— Ты все равно не поверишь.
Илья покачал головой и поднес к губам рюмку. Вкус водки он уже не чувствовал, так же как и не ощущал эффекта от все возрастающего в организме количества алкоголя.
— Ну ты попробуй, удиви меня. Там видно будет, поверю я или нет.
— Тогда неси гитару. — Закрыв глаза, Илья устало прислонился к перилам.
— Гитару?
— Гитару, — не открывая глаз, Илья улыбнулся. — Говорят, поешь хорошо. Захотелось послушать, вот и приехал.
— Я знал, — Анатолий медленно встал и теперь смотрел на брата сверху вниз, — я знал, что в менты одни дебилы идут. Но чтоб до такой степени, — не договорив, он нервно махнул рукой и ушел в дом.
Вот и все, Илья попытался прижаться к балясине так, чтобы было удобнее, но при любом положении она врезалась либо в лоб, либо в щеку. Пора баиньки.
— Пора баиньки, — вслух повторил Лунин, когда подбежавшая Рокси ткнулась холодным мокрым носом ему в руку.
— Не спи, замерзнешь!
Рокси неожиданно грубо рассмеялась. Открыв глаза, Илья увидел сидящую у его ног болонку и стоящего возле крыльца брата. Через шею Анатолия был перекинут широкий кожаный ремень, на котором держалась черная, поблескивающая лаком гитара. Проведя рукой по струнам, Анатолий немного подкрутил колки, после чего опять взял несколько пробных аккордов. Оставшись довольным звучанием, он взглянул на Илью.
— Ну, какие будут заявки? Сегодня первый и последний раз для мента играю.
— Я не мент, — тихо возразил Илья.
— Ой, не мент. — Анатолий ехидно усмехнулся. — А кто ты у нас? Следователь? Есть разница?
— Я тебе не мент, — медленно, с трудом выговаривая слова, произнес Лунин. — Я — брат. Я — твой брат. Двоюродный, конечно, но других у тебя все равно нету.
— Угу, — причмокнув губами, Анатолий устроился на крыльце, положив гитару на колено, — родственник, значит.

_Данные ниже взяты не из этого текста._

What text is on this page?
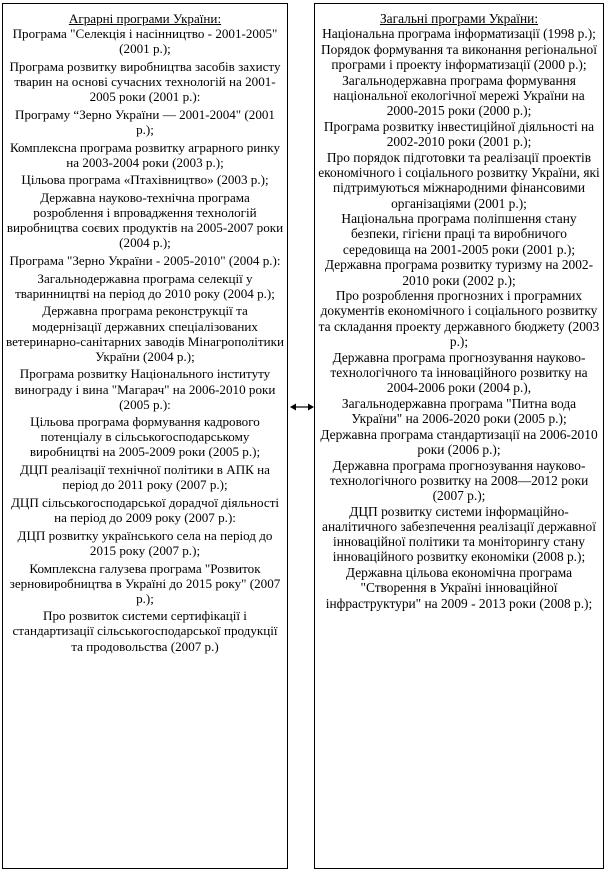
Аграрні програми України:
Програма "Селекція і насінництво - 2001-2005" (2001 р.);
Програма розвитку виробництва засобів захисту тварин на основі сучасних технологій на 2001-2005 роки (2001 р.):
Програму “Зерно України — 2001-2004" (2001 р.);
Комплексна програма розвитку аграрного ринку на 2003-2004 роки (2003 р.);
Цільова програма «Птахівництво» (2003 р.);
Державна науково-технічна програма розроблення і впровадження технологій виробництва соєвих продуктів на 2005-2007 роки (2004 р.);
Програма "Зерно України - 2005-2010" (2004 р.):
Загальнодержавна програма селекції у тваринництві на період до 2010 року (2004 р.);
Державна програма реконструкції та модернізації державних спеціалізованих ветеринарно-санітарних заводів Мінагрополітики України (2004 р.);
Програма розвитку Національного інституту винограду і вина "Магарач" на 2006-2010 роки (2005 р.):
Цільова програма формування кадрового потенціалу в сільськогосподарському виробництві на 2005-2009 роки (2005 р.);
ДЦП реалізації технічної політики в АПК на період до 2011 року (2007 р.);
ДЦП сільськогосподарської дорадчої діяльності на період до 2009 року (2007 р.):
ДЦП розвитку українського села на період до 2015 року (2007 р.);
Комплексна галузева програма "Розвиток зерновиробництва в Україні до 2015 року" (2007 р.);
Про розвиток системи сертифікації і стандартизації сільськогосподарської продукції та продовольства (2007 р.)
Загальні програми України:
Національна програма інформатизації (1998 р.);
Порядок формування та виконання регіональної програми і проекту інформатизації (2000 р.);
Загальнодержавна програма формування національної екологічної мережі України на 2000-2015 роки (2000 р.);
Програма розвитку інвестиційної діяльності на 2002-2010 роки (2001 р.);
Про порядок підготовки та реалізації проектів економічного і соціального розвитку України, які підтримуються міжнародними фінансовими організаціями (2001 р.);
Національна програма поліпшення стану безпеки, гігієни праці та виробничого середовища на 2001-2005 роки (2001 р.);
Державна програма розвитку туризму на 2002-2010 роки (2002 р.);
Про розроблення прогнозних і програмних документів економічного і соціального розвитку та складання проекту державного бюджету (2003 р.);
Державна програма прогнозування науково-технологічного та інноваційного розвитку на 2004-2006 роки (2004 р.),
Загальнодержавна програма "Питна вода України" на 2006-2020 роки (2005 р.);
Державна програма стандартизації на 2006-2010 роки (2006 р.);
Державна програма прогнозування науково-технологічного розвитку на 2008—2012 роки (2007 р.);
ДЦП розвитку системи інформаційно-аналітичного забезпечення реалізації державної інноваційної політики та моніторингу стану інноваційного розвитку економіки (2008 р.);
Державна цільова економічна програма "Створення в Україні інноваційної інфраструктури" на 2009 - 2013 роки (2008 р.);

Ну, давай, родственник, говори, чего душа изволит.
Протянув руку, Илья почесал мгновенно прильнувшую к нему Рокси за ухом.

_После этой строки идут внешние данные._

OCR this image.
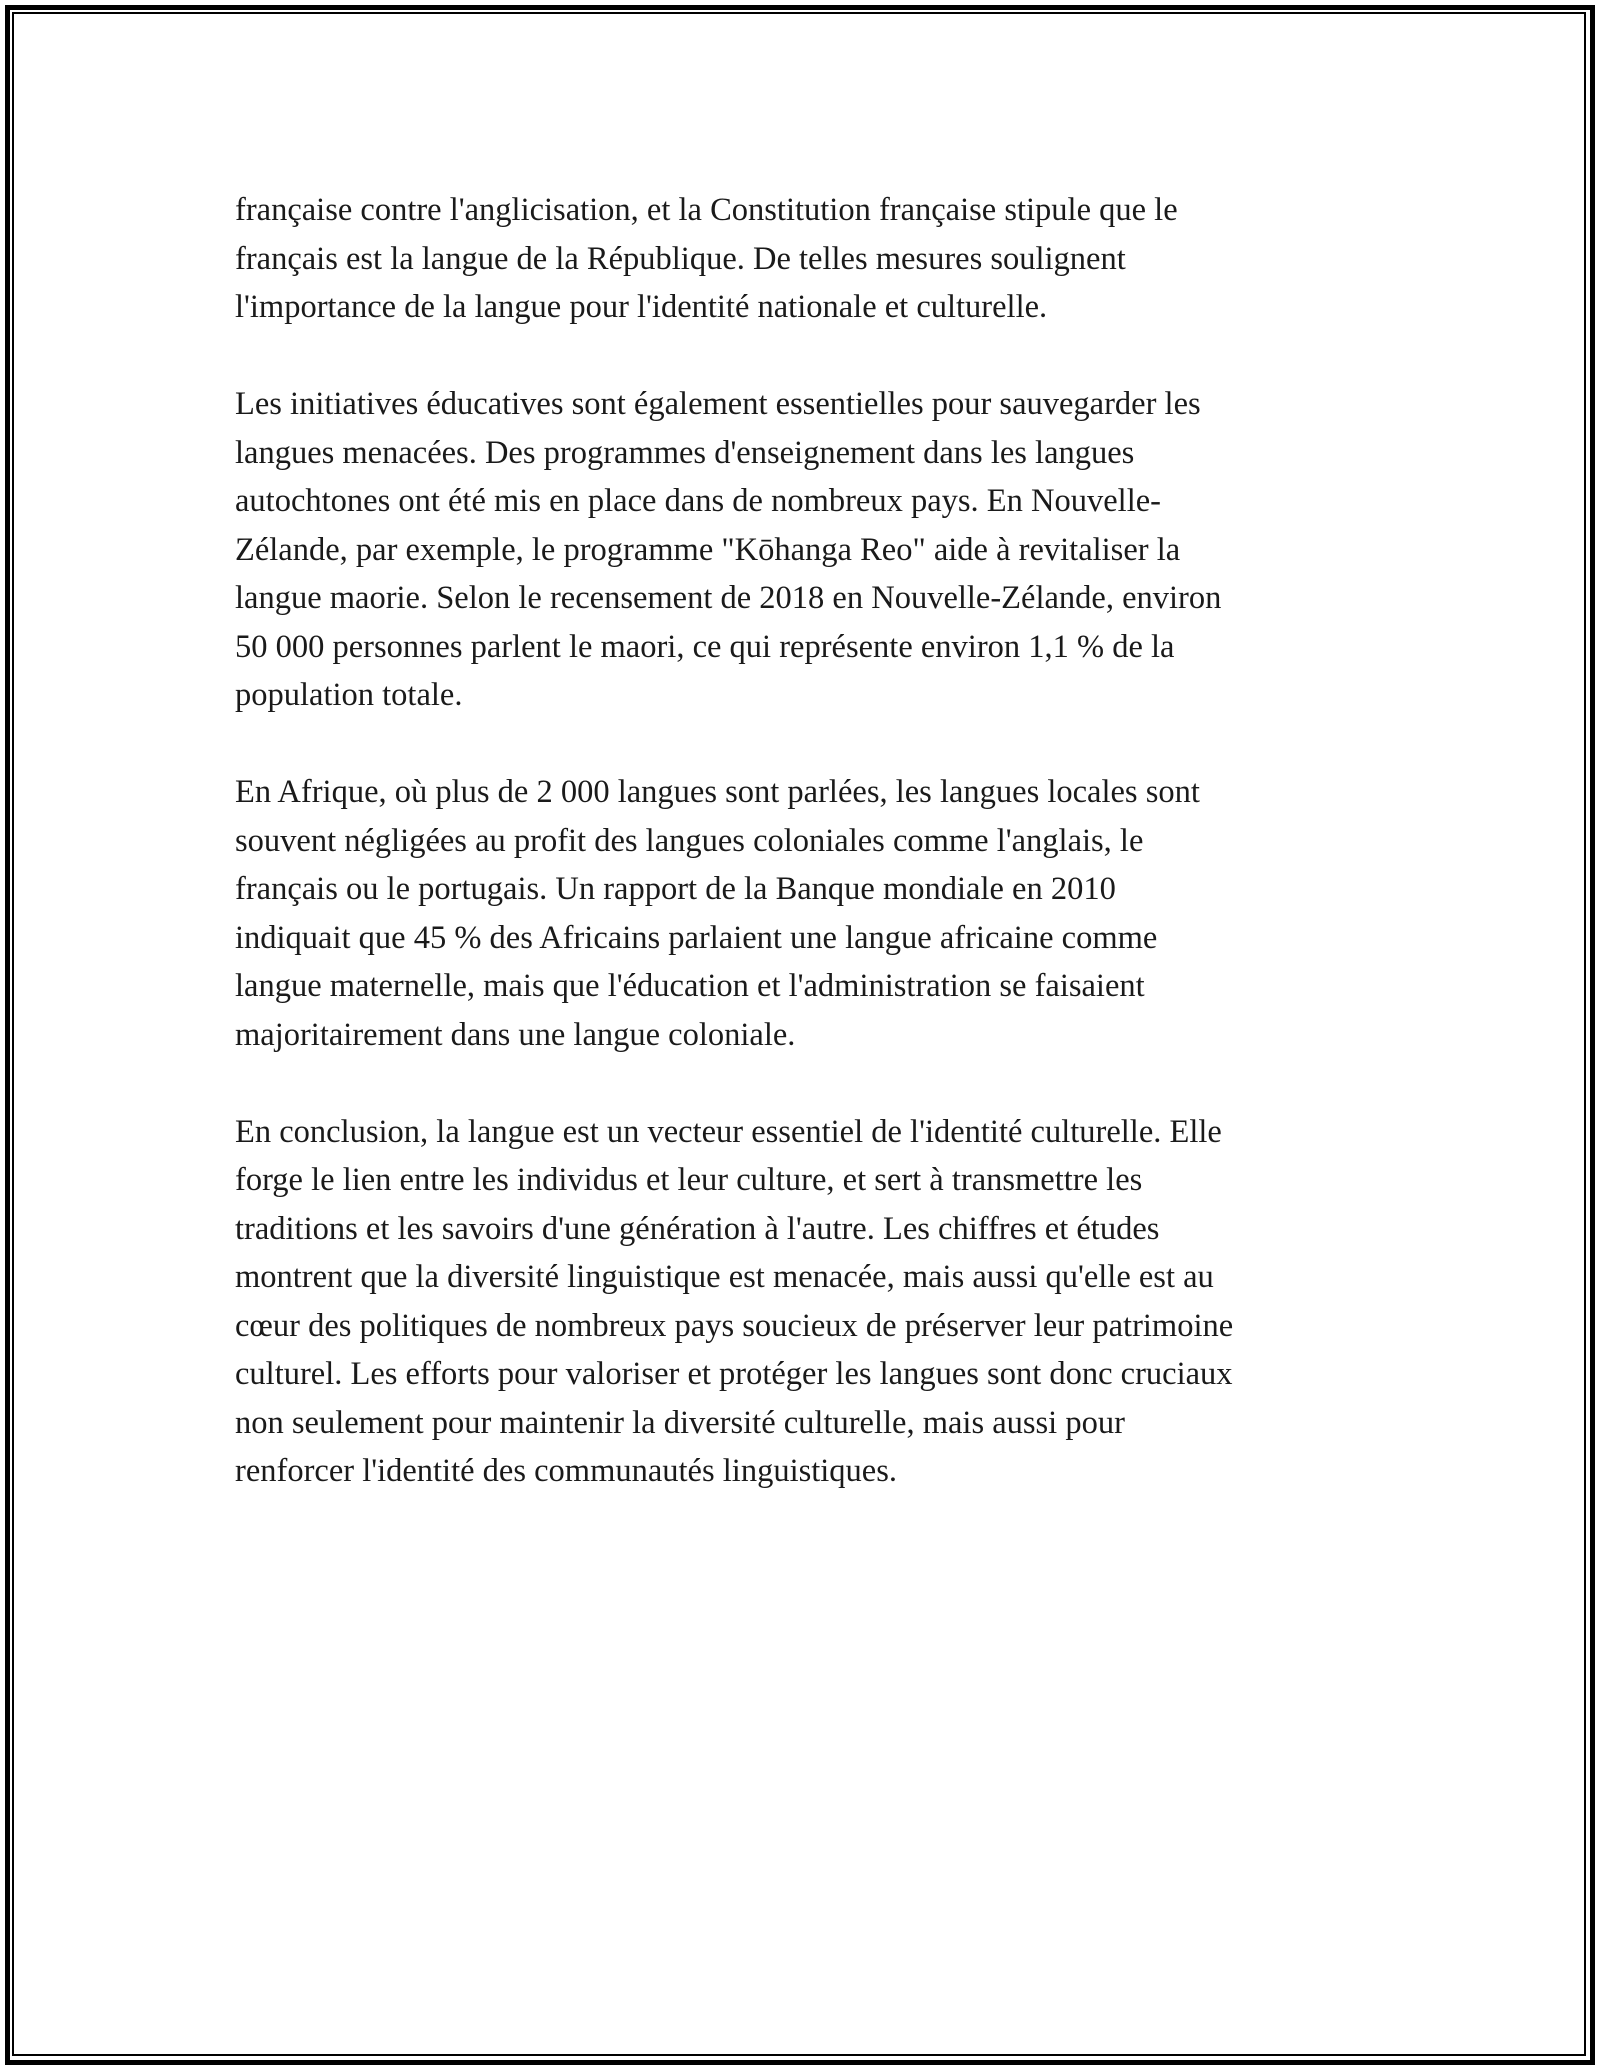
française contre l'anglicisation, et la Constitution française stipule que le
français est la langue de la République. De telles mesures soulignent
l'importance de la langue pour l'identité nationale et culturelle.

Les initiatives éducatives sont également essentielles pour sauvegarder les
langues menacées. Des programmes d'enseignement dans les langues
autochtones ont été mis en place dans de nombreux pays. En Nouvelle-
Zélande, par exemple, le programme "Kōhanga Reo" aide à revitaliser la
langue maorie. Selon le recensement de 2018 en Nouvelle-Zélande, environ
50 000 personnes parlent le maori, ce qui représente environ 1,1 % de la
population totale.

En Afrique, où plus de 2 000 langues sont parlées, les langues locales sont
souvent négligées au profit des langues coloniales comme l'anglais, le
français ou le portugais. Un rapport de la Banque mondiale en 2010
indiquait que 45 % des Africains parlaient une langue africaine comme
langue maternelle, mais que l'éducation et l'administration se faisaient
majoritairement dans une langue coloniale.

En conclusion, la langue est un vecteur essentiel de l'identité culturelle. Elle
forge le lien entre les individus et leur culture, et sert à transmettre les
traditions et les savoirs d'une génération à l'autre. Les chiffres et études
montrent que la diversité linguistique est menacée, mais aussi qu'elle est au
cœur des politiques de nombreux pays soucieux de préserver leur patrimoine
culturel. Les efforts pour valoriser et protéger les langues sont donc cruciaux
non seulement pour maintenir la diversité culturelle, mais aussi pour
renforcer l'identité des communautés linguistiques.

— Я тут недавно песню одну слышал, в ресторане. Я там уже малость перебрал, так что мог, конечно, напутать.
— Так ты и сейчас малость перебрал. Должно уравновеситься.

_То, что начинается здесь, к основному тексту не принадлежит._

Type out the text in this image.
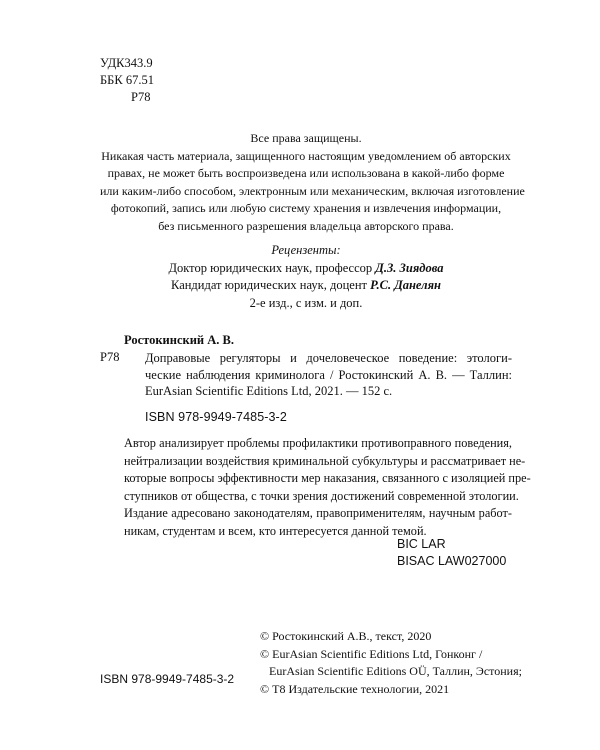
УДК343.9
ББК 67.51
Р78
Все права защищены.
Никакая часть материала, защищенного настоящим уведомлением об авторских
правах, не может быть воспроизведена или использована в какой-либо форме
или каким-либо способом, электронным или механическим, включая изготовление
фотокопий, запись или любую систему хранения и извлечения информации,
без письменного разрешения владельца авторского права.
Рецензенты:
Доктор юридических наук, профессор Д.З. Зиядова
Кандидат юридических наук, доцент Р.С. Данелян
2-е изд., с изм. и доп.
Ростокинский А. В.
Р78 Доправовые регуляторы и дочеловеческое поведение: этологи-
ческие наблюдения криминолога / Ростокинский А. В. — Таллин:
EurAsian Scientific Editions Ltd, 2021. — 152 с.
ISBN 978-9949-7485-3-2
Автор анализирует проблемы профилактики противоправного поведения,
нейтрализации воздействия криминальной субкультуры и рассматривает не-
которые вопросы эффективности мер наказания, связанного с изоляцией пре-
ступников от общества, с точки зрения достижений современной этологии.
Издание адресовано законодателям, правоприменителям, научным работ-
никам, студентам и всем, кто интересуется данной темой.
BIC LAR
BISAC LAW027000
© Ростокинский А.В., текст, 2020
© EurAsian Scientific Editions Ltd, Гонконг /
EurAsian Scientific Editions OÜ, Таллин, Эстония;
© Т8 Издательские технологии, 2021
ISBN 978-9949-7485-3-2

— Старая песня, я ее уже сто лет не слышал. Мне кажется, дед ее пел когда-то давно. Про тополь. Только я слов не помню, причем совсем.
— Про тополь, говоришь. — Анатолий загадочно ухмыльнулся. — Это ты не в «Ежике» был, случаем?
Илья кивнул.
— Тогда понятно. Они там частенько ее играют, выпросили у меня слова, прохиндеи. Это ж дедова песня. Он и стихи сам написал, и мелодию подобрал. Видишь как, человека нет уже, а память о нем осталась. С нами-то так, поди, не будет. Как думаешь?
— Сыграй.
Закрыв глаза, Илья вновь прислонился к перилам. Негромко зазвенели гитарные струны, и почти сразу, без долгого вступления, Анатолий запел. Пел он тоже совсем тихо, даже не вполголоса, максимум в четверть, но большего Илье было и не надо. Плавно покачиваясь на волнах незамысловатой мелодии, он медленно уплывал туда, в тот далекий, затерянный в снегах воспоминаний край, где в любой, самый дождливый день ему было тепло и радостно, где он, маленький Илюша, улыбался всем окружающим, а те всегда были готовы улыбнуться ему в ответ, где самым большим горем была разбитая во дворе коленка, где слова «жизнь» и «счастье» были синонимами, невзирая на то обстоятельство, что тогда он и не подозревал о существовании слова «синонимы». Голос брата уносил Лунина туда, куда, казалось бы, вернуться уже нельзя, а если и можно, то лишь на то совсем короткое время, пока звучит песня, которую когда-то пел их дед.